Als "Sorgenkind" und "großen Unsicherheitsfaktor" sieht die Migrationsexpertin die Ukraine. "Je nachdem, wie es sich die Situation bis Herbst entwickelt und ob die USA die Ukraine weiterhin unterstützen, kann es schon sein, dass es zu einer zweiten größeren Fluchtbewegung aus der Ukraine kommt. Das sind dann tendenziell eher weniger Gebildete mit weniger Ressourcen, wie es bei späteren Fluchtbewegungen meist der Fall ist. Höhergebildete sind mobiler und fliehen oft als erste."

Hungerkrise im Sudan

Aber auch die Krise im Sudan bereite ihr Sorgen, sagte Kohlenberger. Zwar würden die meisten Vertriebenen in den Nachbarländern Zuflucht finden, es bleibe aber die Frage, was das für die Stabilität der Region bedeute. "Europa sollte definitiv ein stärkeres Augenmerk auf die Hungerkrise im Sudan legen und etwa den Tschad als unmittelbaren Nachbarn und Hauptaufnahmeland umfassender unterstützen."
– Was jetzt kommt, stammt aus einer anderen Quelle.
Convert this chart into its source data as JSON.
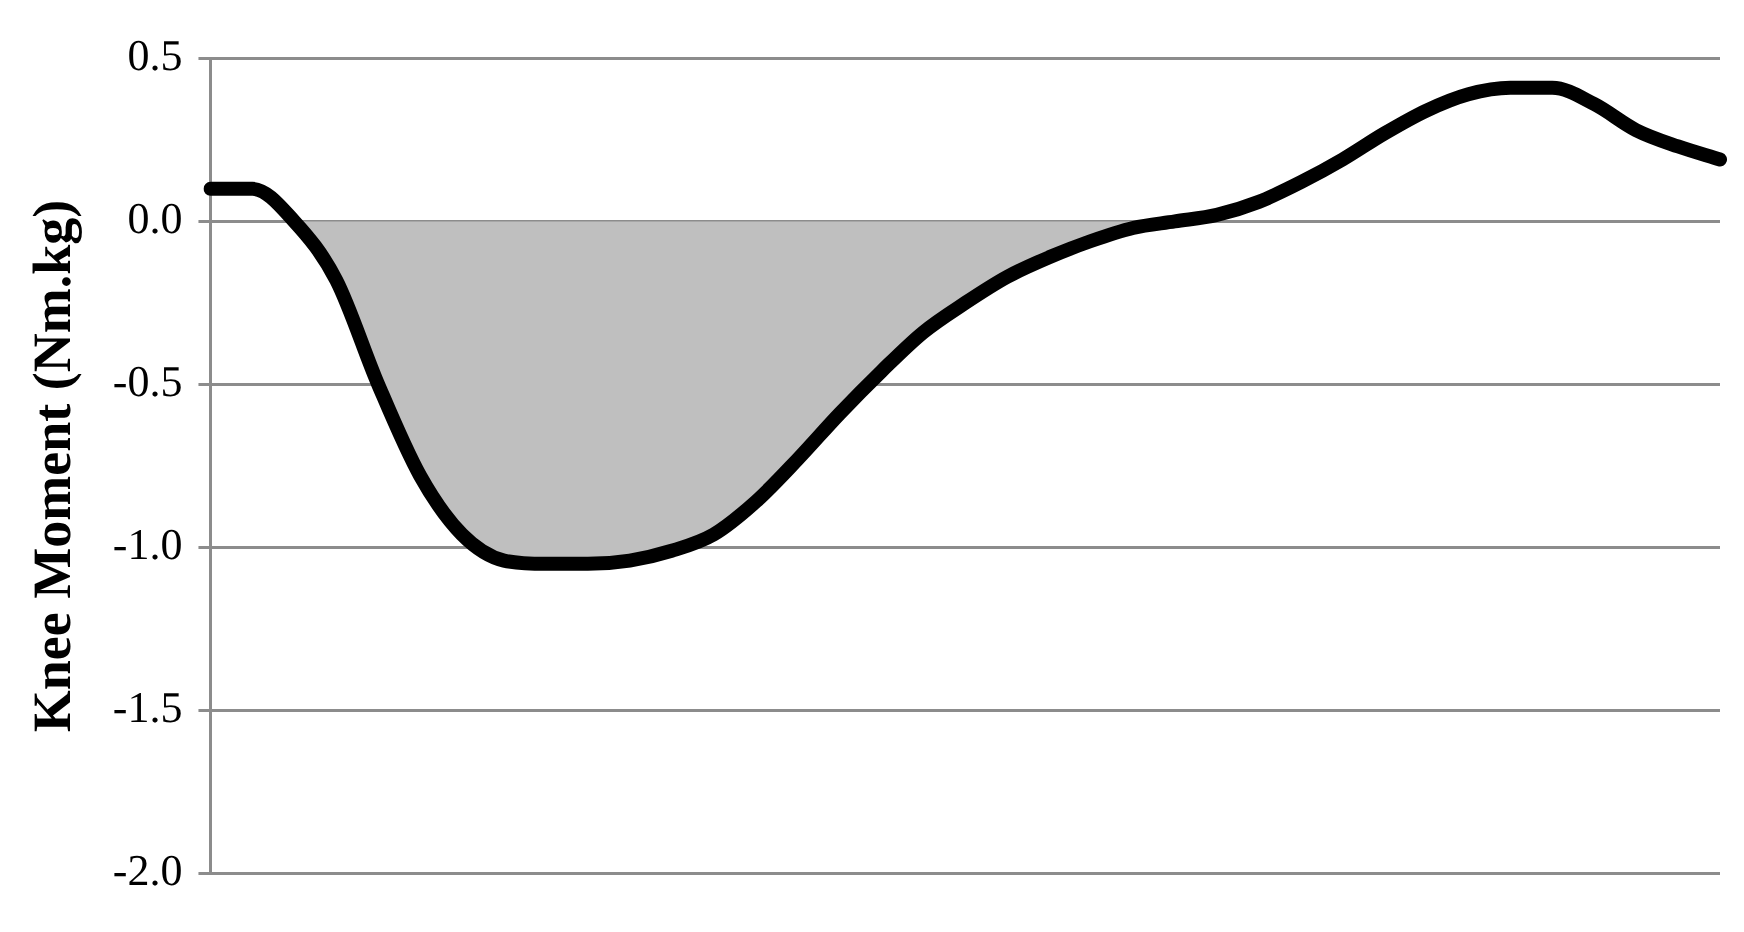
{
  "chart_data": {
    "type": "line",
    "ylabel": "Knee Moment (Nm.kg)",
    "categories": [
      null,
      null,
      null,
      null,
      null,
      null,
      null,
      null,
      null,
      null,
      null,
      null,
      null,
      null,
      null,
      null,
      null,
      null,
      null,
      null,
      null,
      null,
      null,
      null,
      null,
      null,
      null,
      null,
      null,
      null,
      null,
      null,
      null,
      null,
      null,
      null,
      null
    ],
    "series": [
      {
        "type": "area",
        "color": "#bfbfbf",
        "values": [
          null,
          null,
          0.0,
          -0.18,
          -0.5,
          -0.78,
          -0.96,
          -1.04,
          -1.05,
          -1.05,
          -1.04,
          -1.01,
          -0.96,
          -0.86,
          -0.73,
          -0.59,
          -0.46,
          -0.34,
          -0.25,
          -0.17,
          -0.11,
          -0.06,
          -0.02,
          0.0,
          null,
          null,
          null,
          null,
          null,
          null,
          null,
          null,
          null,
          null,
          null,
          null,
          null
        ]
      },
      {
        "color": "#000000",
        "values": [
          0.1,
          0.1,
          0.0,
          -0.18,
          -0.5,
          -0.78,
          -0.96,
          -1.04,
          -1.05,
          -1.05,
          -1.04,
          -1.01,
          -0.96,
          -0.86,
          -0.73,
          -0.59,
          -0.46,
          -0.34,
          -0.25,
          -0.17,
          -0.11,
          -0.06,
          -0.02,
          0.0,
          0.02,
          0.06,
          0.12,
          0.19,
          0.27,
          0.34,
          0.39,
          0.41,
          0.41,
          0.36,
          0.28,
          0.23,
          0.19
        ]
      }
    ],
    "ylim": [
      -2.0,
      0.5
    ],
    "yticks": [
      {
        "value": -2.0,
        "label": "-2.0"
      },
      {
        "value": -1.5,
        "label": "-1.5"
      },
      {
        "value": -1.0,
        "label": "-1.0"
      },
      {
        "value": -0.5,
        "label": "-0.5"
      },
      {
        "value": 0.0,
        "label": "0.0"
      },
      {
        "value": 0.5,
        "label": "0.5"
      }
    ],
    "grid": "y",
    "legend": false,
    "tick_labels": "y",
    "marker": "none",
    "line_style": "solid"
  }
}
Im Falle großer, neuer Fluchtbewegungen und so lange das "große Paket des Asylkompromisses", wie Kohlenberger den EU-Pakt zu Migration und Asyl nennt, "nicht vollständig in der Umsetzung gelandet ist, wird es die nationalen, bilateralen Bestrebungen weiterhin geben", prophezeit sie.

Produktion von Fluchtgründen

Außerdem klammere die Reform die Bekämpfung von Fluchtursachen völlig aus. "Auf der einen Seite wehrt man Flüchtlinge ab, auf der anderen produziert man laufend Fluchtgründe mit - siehe Folgen der Klimakrise oder Wirtschaftspolitik. Europa trägt zu Flucht und Arbeitsmigration bei", betonte Kohlenberger. Migration als "ganzheitliches Thema" zu begreifen schaffe auch der EU-Pakt nicht - "weil alles mit der sicherheitspolitischen Brille betrachtet wird", arbeits-, wirtschafts- oder sozialpolitische Aspekte würden keine Beachtung finden, auch nicht die Frage, wie etwa Integration funktionieren könne. Ebenso wenig würden die Kernfragen: "Wie will sich Europa im globalen Flüchtlingsschutz positionieren?" und "Wie können wir Menschen, die Schutzbedarf haben, helfen, nicht ihr Leben aufs Spiel setzen zu müssen, um ihr Recht auf Asylantragstellung geltend machen zu können?" beantwortet.

Positiv am EU-Asyl- und Migrationspakt, der in den kommenden zwei Jahren umgesetzt werden soll, ist nach Kohlenbergers Ansicht nur, dass es die 27 Mitgliedsstaaten endlich geschafft hätten, einen Kompromiss in Sachen Migrationspolitik zu erzielen. "Es wäre eine Bankrotterklärung der EU-Kommission gewesen, wenn es hier kein Weiterkommen gegeben hätte." Das würde bei der EU-Wahl im Juni den rechten Parteien in die Hände spielen.